Or, well, maybe that part too. But everything leading up to getting punched.
He should have known better.
After all, he’s lived through around two centuries at this point. He should have learned by now.
But, he hasn’t. And now here he is—getting his ass handed to him because he couldn’t accept things until that moment.
His nose doesn’t bleed or anything really like that. The punch misses and hits his eye, which he knows will probably swell terribly.
He realizes something else as a million bursts of light explode across his eyelid:
Valentine’s Day is the most rubbish holiday this land has.
This too: ouch.
..
endings.
..
It happens suddenly.
Emma and Regina come back from wherever the hell they were and Emma refuses to talk about it.
They sort of just pop out of a portal in the middle of Main Street and if Killian and Henry hadn’t been walking out of Granny’s at that exact moment, it might have gone unnoticed. As it is, they look different. Changed.
Emma is in men’s clothing—baggy and outlandish here—and Regina looks frazzled when the other woman goes to steady her, practically jumping away from her as if shocked. Regina says something and then nods at him and Henry and then Emma’s eyes go wide.
She barely returns his hug, but Killian shrugs it off at first and chalks it up to shock.
Henry hugs her next, though, and she wraps her arms around him much more tightly before Regina is being led away by her son, turning her towards home. Emma watches them go and when Killian says, “You must be hungry,” she doesn’t disagree.
He buys her food to go and she eats it at the kitchen table of their house and doesn’t say a word.
.
She goes to see her parents when she’s finished eating and he doesn’t know how to keep her there, so he lets her go and nods when she calls a couple of hours later.

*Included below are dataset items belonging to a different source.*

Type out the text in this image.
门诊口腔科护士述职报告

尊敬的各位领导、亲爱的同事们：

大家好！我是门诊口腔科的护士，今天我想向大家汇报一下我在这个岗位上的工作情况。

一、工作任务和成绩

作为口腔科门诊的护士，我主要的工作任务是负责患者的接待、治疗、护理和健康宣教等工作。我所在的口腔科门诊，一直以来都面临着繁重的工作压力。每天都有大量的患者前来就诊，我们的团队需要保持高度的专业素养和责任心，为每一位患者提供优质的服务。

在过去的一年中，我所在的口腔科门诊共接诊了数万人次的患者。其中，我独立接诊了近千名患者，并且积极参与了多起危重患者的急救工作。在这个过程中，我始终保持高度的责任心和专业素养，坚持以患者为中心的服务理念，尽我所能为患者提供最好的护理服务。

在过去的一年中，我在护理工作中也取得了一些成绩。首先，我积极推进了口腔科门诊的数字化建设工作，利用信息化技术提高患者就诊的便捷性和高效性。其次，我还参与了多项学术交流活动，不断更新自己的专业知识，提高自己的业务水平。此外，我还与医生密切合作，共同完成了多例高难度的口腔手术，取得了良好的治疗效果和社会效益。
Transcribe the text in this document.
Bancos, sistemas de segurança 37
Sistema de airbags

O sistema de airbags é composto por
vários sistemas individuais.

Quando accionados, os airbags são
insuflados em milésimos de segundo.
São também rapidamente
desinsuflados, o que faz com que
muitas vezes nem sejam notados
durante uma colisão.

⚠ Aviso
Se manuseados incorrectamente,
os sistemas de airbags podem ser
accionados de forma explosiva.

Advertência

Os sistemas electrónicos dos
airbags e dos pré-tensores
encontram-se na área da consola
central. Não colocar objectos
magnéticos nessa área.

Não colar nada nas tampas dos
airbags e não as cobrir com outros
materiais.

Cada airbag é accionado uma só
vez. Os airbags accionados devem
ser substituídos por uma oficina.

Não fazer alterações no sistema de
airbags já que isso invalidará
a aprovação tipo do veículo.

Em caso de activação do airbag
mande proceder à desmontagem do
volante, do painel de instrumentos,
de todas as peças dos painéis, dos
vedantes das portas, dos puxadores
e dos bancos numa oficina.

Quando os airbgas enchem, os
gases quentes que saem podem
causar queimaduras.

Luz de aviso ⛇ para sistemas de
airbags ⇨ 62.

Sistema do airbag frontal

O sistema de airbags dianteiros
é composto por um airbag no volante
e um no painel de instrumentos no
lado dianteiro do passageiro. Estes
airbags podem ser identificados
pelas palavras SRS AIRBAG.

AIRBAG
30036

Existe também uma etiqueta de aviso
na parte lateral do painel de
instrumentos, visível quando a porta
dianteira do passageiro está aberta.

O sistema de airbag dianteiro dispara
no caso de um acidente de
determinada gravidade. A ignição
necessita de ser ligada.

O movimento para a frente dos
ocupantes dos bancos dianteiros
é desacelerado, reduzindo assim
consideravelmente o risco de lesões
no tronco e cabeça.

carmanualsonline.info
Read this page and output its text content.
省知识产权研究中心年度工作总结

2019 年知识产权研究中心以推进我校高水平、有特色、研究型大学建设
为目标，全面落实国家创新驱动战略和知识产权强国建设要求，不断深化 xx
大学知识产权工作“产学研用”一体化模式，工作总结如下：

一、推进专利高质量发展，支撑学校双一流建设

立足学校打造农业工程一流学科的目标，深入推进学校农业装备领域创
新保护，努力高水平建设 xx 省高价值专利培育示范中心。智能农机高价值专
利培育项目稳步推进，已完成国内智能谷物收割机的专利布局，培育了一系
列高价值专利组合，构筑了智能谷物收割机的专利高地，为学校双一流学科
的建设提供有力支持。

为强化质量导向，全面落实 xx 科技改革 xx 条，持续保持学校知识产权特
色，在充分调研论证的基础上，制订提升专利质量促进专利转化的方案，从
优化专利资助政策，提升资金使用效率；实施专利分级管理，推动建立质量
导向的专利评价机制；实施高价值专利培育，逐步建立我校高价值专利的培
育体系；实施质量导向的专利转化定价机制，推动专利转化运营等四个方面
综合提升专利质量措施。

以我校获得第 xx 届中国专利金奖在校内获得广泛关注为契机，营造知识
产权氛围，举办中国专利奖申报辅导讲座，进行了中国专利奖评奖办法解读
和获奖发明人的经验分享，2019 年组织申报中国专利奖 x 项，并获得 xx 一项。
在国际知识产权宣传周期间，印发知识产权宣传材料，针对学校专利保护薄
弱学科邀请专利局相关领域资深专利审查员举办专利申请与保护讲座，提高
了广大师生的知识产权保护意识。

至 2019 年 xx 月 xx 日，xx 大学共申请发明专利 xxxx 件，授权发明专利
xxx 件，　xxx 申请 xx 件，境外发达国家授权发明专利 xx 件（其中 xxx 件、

“I think I’m gonna crash here with my parents for the night,” she says on the phone and Killian just keeps nodding.
Says, “Sure thing, love,” and lets her hang up.
Goes to bed alone.
.
The next night, she calls from Regina’s living room and says something about having lost track of time.
Killian says the same thing as the night before.
.
By the third night, he doesn’t even answer.
He lets Emma leave a voicemail.
She doesn’t need his permission to leave.
.
He spends those three nights alone. He eats dinner alone, brushes his teeth alone, and goes to bed alone.
It isn’t as if he and Emma had lived together for very long before the Queen wished her away.
Or had Emma wish herself away—he’s still foggy on exactly what happened.
And, sure, she was gone a lot of nights—babysitting Neal, having dinner with Henry, patching things up with Regina, or dealing with the Queen.
But she usually at least came home.
He tries to get her alone with him when he does see her. He drops by the station with lunch only to find her eating leftovers Regina packed for her.
He drops by her parents’ loft only to see David asleep in the bedroom and Snow rocking her son on her hip as she helps Henry with homework. “Did you try the station?” Snow asks, but he did.
She wasn’t there.
One morning, she comes by for clean clothes and a shower and he tries to say, We need to talk, while she’s chugging her coffee on her way out the door, but she slips out before he can finish.
It’s fine, really.
Killian tells himself it’s fine.
.
“So…”
When Emma says it, it sort of sounds like she’s out of breath. The word blows across the dim living room to where he’s standing by the couch they picked out together.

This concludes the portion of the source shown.